Palavras-chave: Tecido Adiposo; Obesidade; Antropometria; Análise de Variância


 

 

Introdução

A obesidade representa o problema nutricional de maior ascensão entre a população adulta brasileira, observado nos últimos anos (Monteiro, 1999). Os prejuízos decorrentes do excesso de gordura corporal incluem altas taxas de incapacidade e mortalidade por doenças crônico-degenerativas (WHO, 1998). Alguns trabalhos têm se preocupado em caracterizar o tipo de obesidade a que as populações estão sujeitas, visto que o acúmulo de gordura na região abdominal (obesidade andróide ou central) oferece maior risco à saúde, quando comparado ao padrão ginóide de obesidade.

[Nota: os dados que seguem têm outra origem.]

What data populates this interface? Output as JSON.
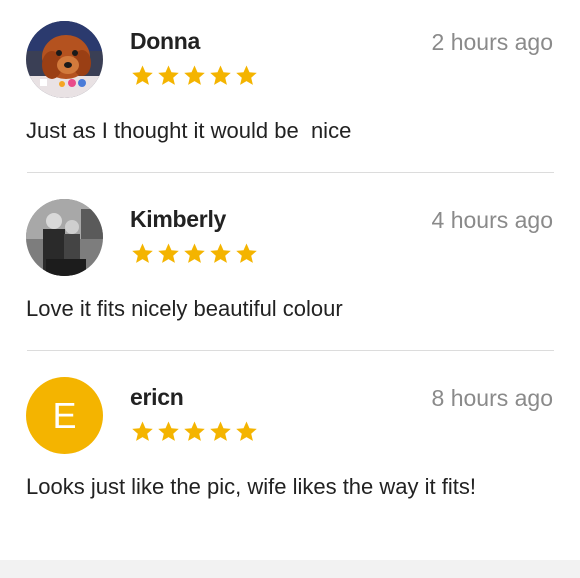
{
  "reviews": [
    {
      "name": "Donna",
      "time": "2 hours ago",
      "rating": 5,
      "text": "Just as I thought it would be  nice",
      "avatar": {
        "type": "photo",
        "icon": "dog-photo-avatar"
      }
    },
    {
      "name": "Kimberly",
      "time": "4 hours ago",
      "rating": 5,
      "text": "Love it fits nicely beautiful colour",
      "avatar": {
        "type": "photo",
        "icon": "couple-photo-avatar"
      }
    },
    {
      "name": "ericn",
      "time": "8 hours ago",
      "rating": 5,
      "text": "Looks just like the pic, wife likes the way it fits!",
      "avatar": {
        "type": "letter",
        "letter": "E",
        "color": "#f4b400"
      }
    }
  ],
  "colors": {
    "star": "#f4b400",
    "name": "#222222",
    "time": "#8a8a8a",
    "divider": "#dcdcdc"
  }
}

Os perímetros de cintura e do abdômen vêm sendo largamente utilizados em estudos de base populacional como um indicador da gordura abdominal, tanto pela associação com a ocorrência de doenças cardiovasculares, por exemplo a hipertensão arterial (Dyer et al., 1999), quanto pela alta correlação que possui com métodos laboratoriais de avaliação da composição corporal (Lean et al., 1996; Lemieux et al., 1996). Vale ressaltar que a relação dessas medidas com o risco de doenças crônicas tem sido estabelecida independentemente da medida do quadril, quando as duas medidas são analisadas separadamente (Han et al., 1998).

A influência de alguns fatores comportamentais sobre a distribuição da gordura abdominal também tem sido estudada. Entre eles, destacamos a prática de exercícios físicos (Ross & Janssen, 1999), tabagismo e consumo de bebida alcoólica (Dallongeville et al., 1998), cujo efeito sobre a concentração de gordura abdominal constitui assunto ainda pouco explorado.

Pesquisas de base populacional envolvendo a avaliação da gordura abdominal no Brasil são escassas (Pereira et al., 1999; Sichieri et al., 2000; Velásquez-Meléndez et al., 1999) e, assim, o presente trabalho contribuirá para caracterizar o perfil de adiposidade abdominal da população adulta brasileira, permitindo ainda, conhecer seus fatores preditores.

O estudo visa a conhecer a distribuição antropométrica da gordura abdominal em homens e mulheres adultos residentes na cidade de Pelotas, Rio Grande do Sul, e verificar a influência de fatores sócio-demográficos e comportamentais sobre essa distribuição.

 

Metodologia

Realizou-se um estudo transversal de base populacional, cuja amostra foi composta por adultos de 20 a 69 anos, residentes na zona urbana de Pelotas, Rio Grande do Sul, Brasil. O tamanho amostral foi calculado com base na comparação de médias de perímetro de cintura, de acordo com as características a serem estudadas na amostra. Entre os fatores de risco estudados, optou-se pela prática de exercícios físicos (Gigante et al., 1997), tendo em vista que essa foi a variável que exigiu maior tamanho de amostra. Desse modo, para se detectar uma diferença entre perímetros de 1,4cm, com nível de significância de 95% e poder de 80%, seriam necessários cerca de 552 indivíduos. Com acréscimo de 10% para perdas e recusas, e 30% para controlar possíveis fatores de confusão, estimou-se uma amostra de cerca de 790 adultos.

O número aproximado de adultos por domicílio na zona urbana de Pelotas, é de 1,8 (IBGE, 1999a), sendo necessário cerca de 438 domicílios para se obter o número de pessoas suficientes para a amostra. No entanto, como o trabalho de campo ocorreu em consórcio com outros estudos que requeriam amostras maiores, o número de domicílios necessários passou a ser de 2.112, o poder estatístico do estudo passou a ser 99%.

Com base nas informações da Fundação Instituto Brasileiro de Geografia e Estatística (IBGE, 1999b), foram selecionados, sistematicamente, 48 setores censitários e cerca de 44 domicílios por setor. Para o início da coleta de dados, em cada um dos setores foi sorteada uma quadra e, nessa, uma esquina a partir da qual foram visitados um em cada três domicílios, até completar 44.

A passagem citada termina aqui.